As for the meeting at Friedrichswall, Frederick said to me: “He rides a pale horse”;54 and my adversary also sensed it immediately, despite the imprecision of his diagnosis. If I had “breakfasted copiously”, he would have known immediately. Such a thing can happen, for example, on your birthday. But that it should happen while out on a walk, right under his nose, while I followed in the footsteps of Maupassant, was something that was beyond his understanding.
Butterflies flutter in the thicket of phenomena, in whose shadow the panther lies dreaming.
So much for ether. Narcosis was followed by an interval of lucid happiness. Ecstatic intoxication had descended into a profound source; similar, but not identical, to the way it was described by Maupassant. I heard something like an orchestra that suddenly started to play, whose theme was taken up by a second orchestra and reflected like an echo that was modulated and developed in a series of variations. The echo was repeated resonantly and deeply. After a brief pause, the first orchestra played again. At first, they were far from each other and, then, they began to gradually come closer to each other, while the instruments subsided. Shortly before losing consciousness, the image and its reflection became identical and merged in a low frequency buzz. I had heard the sound of the fabric. In the strings that no longer vibrated, the sound is extinguished. It switched off, it became too low for the human ear.

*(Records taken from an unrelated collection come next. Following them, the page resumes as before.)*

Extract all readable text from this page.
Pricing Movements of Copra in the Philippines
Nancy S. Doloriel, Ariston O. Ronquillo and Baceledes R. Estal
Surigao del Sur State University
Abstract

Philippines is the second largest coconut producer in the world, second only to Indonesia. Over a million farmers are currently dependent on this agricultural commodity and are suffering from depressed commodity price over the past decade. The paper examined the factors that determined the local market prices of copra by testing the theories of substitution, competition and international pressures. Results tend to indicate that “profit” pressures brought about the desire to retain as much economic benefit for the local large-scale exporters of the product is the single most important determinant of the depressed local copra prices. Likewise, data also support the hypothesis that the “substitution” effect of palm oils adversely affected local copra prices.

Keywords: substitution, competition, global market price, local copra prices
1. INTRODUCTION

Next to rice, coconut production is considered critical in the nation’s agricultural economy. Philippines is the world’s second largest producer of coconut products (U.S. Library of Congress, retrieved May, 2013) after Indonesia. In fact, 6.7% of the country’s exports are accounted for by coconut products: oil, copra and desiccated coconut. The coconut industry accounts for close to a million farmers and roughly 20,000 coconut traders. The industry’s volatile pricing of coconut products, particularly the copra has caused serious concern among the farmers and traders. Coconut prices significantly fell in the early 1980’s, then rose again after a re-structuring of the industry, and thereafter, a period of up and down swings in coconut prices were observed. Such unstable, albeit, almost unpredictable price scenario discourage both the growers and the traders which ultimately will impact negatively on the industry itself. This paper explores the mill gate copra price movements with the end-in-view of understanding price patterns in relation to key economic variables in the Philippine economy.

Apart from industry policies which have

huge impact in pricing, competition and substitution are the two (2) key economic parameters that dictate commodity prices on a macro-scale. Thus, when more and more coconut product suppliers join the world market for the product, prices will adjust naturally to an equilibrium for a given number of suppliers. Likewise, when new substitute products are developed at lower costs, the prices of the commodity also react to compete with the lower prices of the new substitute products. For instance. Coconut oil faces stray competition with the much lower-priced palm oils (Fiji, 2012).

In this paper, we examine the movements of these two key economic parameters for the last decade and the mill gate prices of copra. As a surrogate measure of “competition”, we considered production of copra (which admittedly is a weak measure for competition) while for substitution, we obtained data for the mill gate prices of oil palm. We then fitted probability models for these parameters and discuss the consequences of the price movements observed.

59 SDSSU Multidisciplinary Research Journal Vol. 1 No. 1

Here, then, is the Hegelian synthesis, harmonically reduced and accessible to any intelligence. A simplification that leads to successions of rhythmic nodes. In this way, it is obvious not why something is understood, but the need, the function of the act of comprehension in general.
Therefore, the thinker who does not work within this pre-established need will not be able to show the question that must be understood. If, in his system, the harmonia mundi does not vibrate, his words will only graze the recipient. This sound must have the eloquence of the word. This, in turn, explains the effect of some systems on masses whom these systems cannot reach intellectually. They not only influence with commentaries, but also immediately.